Besides BillGuard, which processes an enormous amount of data on credit card charges to help users track their spending and identify possible fraud, other notable 8200 graduates who have moved into FinTech include the founders of ThetaRay, a threat-detection solution to protect financial institution’s infrastructure, and Trusteer, another information security company that was acquired by IBM for $900 million in 2013.
From deposit drive-thrus to App Store tellers
Other shining stars include Actimize, a big data company with real solutions for fraud prevention and risk management, as well as companies like Pricence, an intelligent pricing platform that was selected by MasterCard for the Israel Technology Award, and the breakthrough global mobile payments company Payoneer (now a Member Service Provider of MasterCard worldwide).

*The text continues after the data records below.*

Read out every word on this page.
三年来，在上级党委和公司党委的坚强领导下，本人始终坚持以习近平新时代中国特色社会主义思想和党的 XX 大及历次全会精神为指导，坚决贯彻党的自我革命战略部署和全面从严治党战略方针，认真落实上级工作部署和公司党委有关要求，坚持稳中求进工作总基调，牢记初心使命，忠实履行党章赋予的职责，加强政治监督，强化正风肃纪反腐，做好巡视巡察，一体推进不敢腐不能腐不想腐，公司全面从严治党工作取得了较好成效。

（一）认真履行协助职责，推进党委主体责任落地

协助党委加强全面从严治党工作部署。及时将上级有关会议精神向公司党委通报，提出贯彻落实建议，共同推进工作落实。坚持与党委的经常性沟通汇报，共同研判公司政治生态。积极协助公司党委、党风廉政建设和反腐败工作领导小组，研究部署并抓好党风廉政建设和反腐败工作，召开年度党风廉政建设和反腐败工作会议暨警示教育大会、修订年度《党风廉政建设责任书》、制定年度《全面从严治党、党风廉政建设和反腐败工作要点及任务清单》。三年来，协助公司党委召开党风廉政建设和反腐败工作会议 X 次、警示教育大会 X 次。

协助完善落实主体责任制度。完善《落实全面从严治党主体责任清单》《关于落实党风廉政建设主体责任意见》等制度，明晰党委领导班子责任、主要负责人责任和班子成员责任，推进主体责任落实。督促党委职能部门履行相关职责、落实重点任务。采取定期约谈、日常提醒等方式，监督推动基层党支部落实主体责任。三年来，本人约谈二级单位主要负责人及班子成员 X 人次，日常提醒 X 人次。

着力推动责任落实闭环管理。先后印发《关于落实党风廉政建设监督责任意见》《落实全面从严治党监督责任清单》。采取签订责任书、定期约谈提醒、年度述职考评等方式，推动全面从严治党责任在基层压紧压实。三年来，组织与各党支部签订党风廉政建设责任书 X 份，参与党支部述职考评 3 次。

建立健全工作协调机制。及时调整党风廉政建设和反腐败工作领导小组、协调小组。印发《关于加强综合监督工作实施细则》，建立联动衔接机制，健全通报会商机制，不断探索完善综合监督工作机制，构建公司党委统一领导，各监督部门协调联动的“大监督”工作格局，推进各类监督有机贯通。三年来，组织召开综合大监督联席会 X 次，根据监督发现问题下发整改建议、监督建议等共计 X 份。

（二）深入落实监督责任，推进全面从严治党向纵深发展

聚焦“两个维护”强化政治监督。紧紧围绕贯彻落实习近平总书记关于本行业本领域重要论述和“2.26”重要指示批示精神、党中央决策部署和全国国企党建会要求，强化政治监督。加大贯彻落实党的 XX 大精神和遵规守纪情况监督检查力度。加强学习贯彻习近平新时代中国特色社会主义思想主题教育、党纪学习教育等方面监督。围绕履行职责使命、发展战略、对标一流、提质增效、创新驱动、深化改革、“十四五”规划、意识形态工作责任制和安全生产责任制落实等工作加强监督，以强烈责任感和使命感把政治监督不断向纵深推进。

eToro‘s Assia believes this is all for the greater good: “Having people share their finance knowledge with one another creates more transparency in the markets and will lead to a better understanding of consumers and new kinds of products that will utilize the wisdom of the crowd.”
Despite FinTech’s tremendous progress in giving people control over their money, Ouzan’s dream of eliminating “physical” banking institutions is still far off. But he’s not giving up. “I await the day when banking will become a platform serving customers rather than a monolithic bureaucratic platform,” he says. “Just imagine the bank becoming the App Store.”